Collaboration spéciale

MONTRÉAL – Une centaine de personnes, selon les organisateurs, ont manifesté samedi à Montréal pour défendre le réseau public de la petite enfance et réclamer du gouvernement québécois un moratoire sur l’octroi de nouvelles places privées en garderie.

La marche dite «funèbre» était une initiative de la Fédération des intervenantes en petite enfance du Québec (FIPEQ-CSQ), affiliée à la Centrale des syndicats du Québec (CSQ). Dans leur trajet, les manifestants avaient prévu une incursion aux bureaux de Revenu Québec, pour y déposer des gerbes de fleurs.

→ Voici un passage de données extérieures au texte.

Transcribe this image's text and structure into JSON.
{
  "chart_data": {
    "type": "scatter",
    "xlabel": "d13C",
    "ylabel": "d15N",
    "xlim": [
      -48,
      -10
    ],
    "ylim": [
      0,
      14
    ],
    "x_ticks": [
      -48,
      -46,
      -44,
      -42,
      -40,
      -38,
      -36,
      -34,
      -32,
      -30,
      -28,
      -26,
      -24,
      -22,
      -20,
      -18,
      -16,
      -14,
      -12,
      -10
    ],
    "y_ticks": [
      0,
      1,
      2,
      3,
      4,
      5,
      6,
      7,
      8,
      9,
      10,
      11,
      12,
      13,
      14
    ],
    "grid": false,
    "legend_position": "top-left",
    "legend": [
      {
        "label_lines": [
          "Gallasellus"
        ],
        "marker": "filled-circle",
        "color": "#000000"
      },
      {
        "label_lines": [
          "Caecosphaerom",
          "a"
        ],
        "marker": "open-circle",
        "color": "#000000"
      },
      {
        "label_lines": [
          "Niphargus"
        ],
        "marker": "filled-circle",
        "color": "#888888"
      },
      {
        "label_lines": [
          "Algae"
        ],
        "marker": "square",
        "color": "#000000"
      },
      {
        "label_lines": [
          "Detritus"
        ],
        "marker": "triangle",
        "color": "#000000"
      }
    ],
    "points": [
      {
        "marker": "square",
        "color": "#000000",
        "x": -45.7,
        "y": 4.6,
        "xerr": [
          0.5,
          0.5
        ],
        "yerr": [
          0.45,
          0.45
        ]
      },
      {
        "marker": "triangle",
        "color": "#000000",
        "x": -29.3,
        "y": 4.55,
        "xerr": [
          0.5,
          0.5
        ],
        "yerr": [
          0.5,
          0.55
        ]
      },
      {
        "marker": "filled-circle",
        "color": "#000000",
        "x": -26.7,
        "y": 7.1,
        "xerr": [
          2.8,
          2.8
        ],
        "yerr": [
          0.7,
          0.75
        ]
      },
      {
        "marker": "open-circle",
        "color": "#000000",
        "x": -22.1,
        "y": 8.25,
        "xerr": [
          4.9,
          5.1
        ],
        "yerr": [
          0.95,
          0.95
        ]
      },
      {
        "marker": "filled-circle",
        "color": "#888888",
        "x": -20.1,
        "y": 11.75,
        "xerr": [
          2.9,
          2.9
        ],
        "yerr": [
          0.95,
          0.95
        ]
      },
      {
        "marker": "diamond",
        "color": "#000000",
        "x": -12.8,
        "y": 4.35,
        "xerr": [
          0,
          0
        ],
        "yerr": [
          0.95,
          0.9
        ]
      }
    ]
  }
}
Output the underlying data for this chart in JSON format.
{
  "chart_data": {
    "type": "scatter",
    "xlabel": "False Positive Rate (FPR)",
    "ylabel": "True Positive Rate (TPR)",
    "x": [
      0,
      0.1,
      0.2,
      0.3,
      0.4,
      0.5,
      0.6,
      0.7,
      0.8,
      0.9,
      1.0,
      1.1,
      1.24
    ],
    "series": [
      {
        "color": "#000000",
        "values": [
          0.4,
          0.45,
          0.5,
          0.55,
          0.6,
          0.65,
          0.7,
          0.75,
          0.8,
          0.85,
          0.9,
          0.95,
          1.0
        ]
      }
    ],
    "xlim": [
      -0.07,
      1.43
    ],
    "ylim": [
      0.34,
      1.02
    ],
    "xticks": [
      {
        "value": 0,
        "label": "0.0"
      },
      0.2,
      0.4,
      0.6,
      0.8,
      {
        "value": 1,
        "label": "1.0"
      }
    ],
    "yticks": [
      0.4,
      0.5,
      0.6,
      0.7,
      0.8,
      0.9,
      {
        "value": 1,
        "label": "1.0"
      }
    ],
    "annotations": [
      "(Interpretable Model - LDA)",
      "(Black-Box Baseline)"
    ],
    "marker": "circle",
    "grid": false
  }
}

La centrale syndicale, qui dénonce depuis longtemps la modulation des frais de garde et les compressions, estime que si le gouvernement ne change pas de cap, le Québec devra faire son deuil du réseau public de la petite enfance.

Plus tôt, le syndicat affilié à la CSQ a tenu une conférence sous le thème «Avant qu’il ne soit trop tard».

Pour l’occasion, les intervenantes ont discuté de la situation actuelle en petite enfance. Il y a aussi eu présentation d’une étude de l’Institut de recherche et d’informations socio-économiques (IRIS).

Selon la première vice-présidente de la Fédération, Valérie Grenon, le gouvernement démontre clairement qu’il investit dans le secteur privé au lieu de poursuivre la «belle» politique familiale qui existait depuis des années.

«On risque d’avoir, a averti Mme Grenon, une génération entière d’enfants dont les premières années de développement se feront dans des conditions loin d’être optimales. C’est une catastrophe. Le gouvernement se doit d’imposer un moratoire sur l’octroi de nouvelles places privées», a-t-elle conclu.

La Fédération des intervenantes en petite enfance du Québec représente près de 13 600 responsables des services de garde en milieu familial et près de 2000 travailleuses dans les installations des CPE.